Equation of a Hyperbola Given an Asymptote and a Point

To find the equation of a hyperbola centered at the origin, given the equation of an asymptote $ y = \frac{b}{a} x $ and the coordinates $ P(x_0;y_0) $ of a point on the hyperbola, follow these steps:

First, identify the transverse axis, which is the axis along which the foci are located, to determine the standard form of the hyperbola's equation:

• If the transverse axis is the x-axis, the equation of the hyperbola is $$ \frac{x^2}{a^2} - \frac{y^2}{b^2} = 1 $$
• If the transverse axis is the y-axis, the equation of the hyperbola is $$ \frac{x^2}{a^2} - \frac{y^2}{b^2} = -1 $$

Next, set up a system of equations using the standard form of the hyperbola and the asymptote equation:

$$ \begin{cases} y = \pm \frac{b}{a} x \\ \\ \frac{x^2}{a^2} - \frac{y^2}{b^2} = \pm 1 \end{cases} $$

Substitute $ x $ and $ y $ with the coordinates of the given point $ P(x_0;y_0) $ in the standard form equation:

$$ \begin{cases} y = \pm \frac{b}{a} x \\ \\ \frac{x_0^2}{a^2} - \frac{y_0^2}{b^2} = \pm 1 \end{cases} $$

By solving this system, you can determine the lengths of the semi-axes $ a $ and $ b $, which are necessary to write the equation of the hyperbola.

A Practical Example

Let's find the equation of a hyperbola centered at the origin with foci on the x-axis that passes through the point $ P\left( - \frac{5}{2}, -1 \right) $ and has an asymptote given by $ y= \frac{2}{\sqrt{5}} x $.

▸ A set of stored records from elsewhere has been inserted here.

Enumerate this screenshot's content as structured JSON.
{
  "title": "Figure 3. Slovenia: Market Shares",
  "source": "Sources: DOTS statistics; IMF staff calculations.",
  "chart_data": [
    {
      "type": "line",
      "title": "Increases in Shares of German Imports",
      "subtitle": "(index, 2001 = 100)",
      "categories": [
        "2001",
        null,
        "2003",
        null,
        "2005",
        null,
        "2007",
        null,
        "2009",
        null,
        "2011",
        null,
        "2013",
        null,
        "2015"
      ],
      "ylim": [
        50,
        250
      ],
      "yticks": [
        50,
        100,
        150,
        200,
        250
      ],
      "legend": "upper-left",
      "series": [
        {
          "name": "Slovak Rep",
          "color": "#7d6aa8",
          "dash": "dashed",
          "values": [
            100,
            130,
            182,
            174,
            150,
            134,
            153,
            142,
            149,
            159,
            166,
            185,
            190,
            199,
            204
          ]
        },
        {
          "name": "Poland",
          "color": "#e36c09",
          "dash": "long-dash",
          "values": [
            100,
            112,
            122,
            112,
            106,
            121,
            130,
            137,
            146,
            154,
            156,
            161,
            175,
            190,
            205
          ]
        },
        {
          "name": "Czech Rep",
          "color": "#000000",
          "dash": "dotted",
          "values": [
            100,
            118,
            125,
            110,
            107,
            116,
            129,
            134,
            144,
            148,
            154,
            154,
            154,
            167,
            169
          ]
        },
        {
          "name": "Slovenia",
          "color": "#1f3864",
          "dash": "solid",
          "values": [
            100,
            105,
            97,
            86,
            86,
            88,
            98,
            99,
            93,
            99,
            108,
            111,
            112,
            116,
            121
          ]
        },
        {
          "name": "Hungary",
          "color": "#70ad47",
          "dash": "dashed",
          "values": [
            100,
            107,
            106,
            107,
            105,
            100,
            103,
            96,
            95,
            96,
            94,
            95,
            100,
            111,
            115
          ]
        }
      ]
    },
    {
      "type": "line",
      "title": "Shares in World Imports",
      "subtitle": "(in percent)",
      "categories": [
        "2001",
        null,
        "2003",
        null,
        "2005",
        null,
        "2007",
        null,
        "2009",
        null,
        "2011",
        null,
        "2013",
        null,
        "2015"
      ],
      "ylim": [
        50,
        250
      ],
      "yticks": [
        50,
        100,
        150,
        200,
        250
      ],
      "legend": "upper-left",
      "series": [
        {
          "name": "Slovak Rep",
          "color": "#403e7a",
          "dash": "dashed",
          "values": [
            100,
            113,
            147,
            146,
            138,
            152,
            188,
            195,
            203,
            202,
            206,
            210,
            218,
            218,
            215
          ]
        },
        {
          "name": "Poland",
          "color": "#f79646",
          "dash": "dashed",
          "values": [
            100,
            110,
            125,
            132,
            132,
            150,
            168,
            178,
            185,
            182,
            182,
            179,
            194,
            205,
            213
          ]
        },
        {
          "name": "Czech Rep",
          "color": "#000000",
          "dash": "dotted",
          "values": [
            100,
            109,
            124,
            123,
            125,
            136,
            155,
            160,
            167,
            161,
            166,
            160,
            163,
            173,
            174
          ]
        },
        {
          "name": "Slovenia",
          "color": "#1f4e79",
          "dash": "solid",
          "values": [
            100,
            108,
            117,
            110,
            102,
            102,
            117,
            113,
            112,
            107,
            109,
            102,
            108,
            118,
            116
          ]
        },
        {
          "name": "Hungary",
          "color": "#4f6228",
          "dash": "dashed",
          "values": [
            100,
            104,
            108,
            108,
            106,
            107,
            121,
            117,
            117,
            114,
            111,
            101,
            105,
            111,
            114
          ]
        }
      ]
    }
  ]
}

Since the foci are on the x-axis, the standard form of the hyperbola's equation is:

$$ \frac{x^2}{a^2} - \frac{y^2}{b^2} = 1 $$

Substituting the coordinates of the point $ P\left( - \frac{5}{2}, -1 \right) $ into the equation, we have:

$$ \frac{\left( - \frac{5}{2} \right)^2}{a^2} - \frac{(-1)^2}{b^2} = 1 $$

$$ \frac{\frac{25}{4}}{a^2} - \frac{1}{b^2} = 1 $$

$$ \frac{25}{4a^2} - \frac{1}{b^2} = 1 $$

Next, we set up a system of equations using the asymptote and the hyperbola equations with the known point:

$$ \begin{cases} y= \frac{2}{\sqrt{5}} x \\ \\ \frac{25}{4a^2} - \frac{1}{b^2} = 1 \end{cases} $$

Given that the asymptote can be written as $ y = \frac{b}{a} x $, we can write:

$$ \begin{cases} \frac{b}{a} x = \frac{2}{\sqrt{5}} x \\ \\ \frac{25}{4a^2} - \frac{1}{b^2} = 1 \end{cases} $$

$$ \begin{cases} \frac{b}{a} = \frac{2}{\sqrt{5}} \\ \\ \frac{25}{4a^2} - \frac{1}{b^2} = 1 \end{cases} $$

$$ \begin{cases} b = \frac{2}{\sqrt{5}} a \\ \\ \frac{25}{4a^2} - \frac{1}{b^2} = 1 \end{cases} $$

Substituting $ b = \frac{2}{\sqrt{5}} a $ into the second equation gives:

$$ \begin{cases} b = \frac{2}{\sqrt{5}} a \\ \\ \frac{25}{4a^2} - \frac{1}{\left( \frac{2}{\sqrt{5}} a \right)^2} = 1 \end{cases} $$

$$ \begin{cases} b = \frac{2}{\sqrt{5}} a \\ \\ \frac{25}{4a^2} - \frac{1}{\frac{4a^2}{5}} = 1 \end{cases} $$

$$ \begin{cases} b = \frac{2}{\sqrt{5}} a \\ \\ \frac{25}{4a^2} - \frac{5}{4a^2} = 1 \end{cases} $$

$$ \begin{cases} b = \frac{2}{\sqrt{5}} a \\ \\ \frac{25 - 5}{4a^2} = 1 \end{cases} $$

$$ \begin{cases} b = \frac{2}{\sqrt{5}} a \\ \\ \frac{20}{4a^2} = 1 \end{cases} $$

$$ \begin{cases} b = \frac{2}{\sqrt{5}} a \\ \\ \frac{5}{a^2} = 1 \end{cases} $$

$$ \begin{cases} b = \frac{2}{\sqrt{5}} a \\ \\ a^2 = 5 \end{cases} $$

$$ \begin{cases} b = \frac{2}{\sqrt{5}} a \\ \\ a = \sqrt{5} \end{cases} $$

With $ a = \sqrt{5} $ determined, substitute this value into the first equation to find $ b $:

$$ \begin{cases} b = \frac{2}{\sqrt{5}} \cdot \sqrt{5} \\ \\ a = \sqrt{5} \end{cases} $$

$$ \begin{cases} b = 2 \\ \\ a = \sqrt{5} \end{cases} $$

Now that we know the semi-axes $ a = \sqrt{5} $ and $ b=2 $, we can complete the equation of the hyperbola:

$$ \frac{x^2}{a^2} - \frac{y^2}{b^2} = 1 $$

$$ \frac{x^2}{(\sqrt{5})^2} - \frac{y^2}{2^2} = 1 $$

$$ \frac{x^2}{5} - \frac{y^2}{4} = 1 $$

This is the equation of the hyperbola centered at the origin with its foci on the x-axis, passing through the point $ P\left( - \frac{5}{2}, -1 \right) $ and having an asymptote $ y = \frac{2}{\sqrt{5}} x $.

And so on.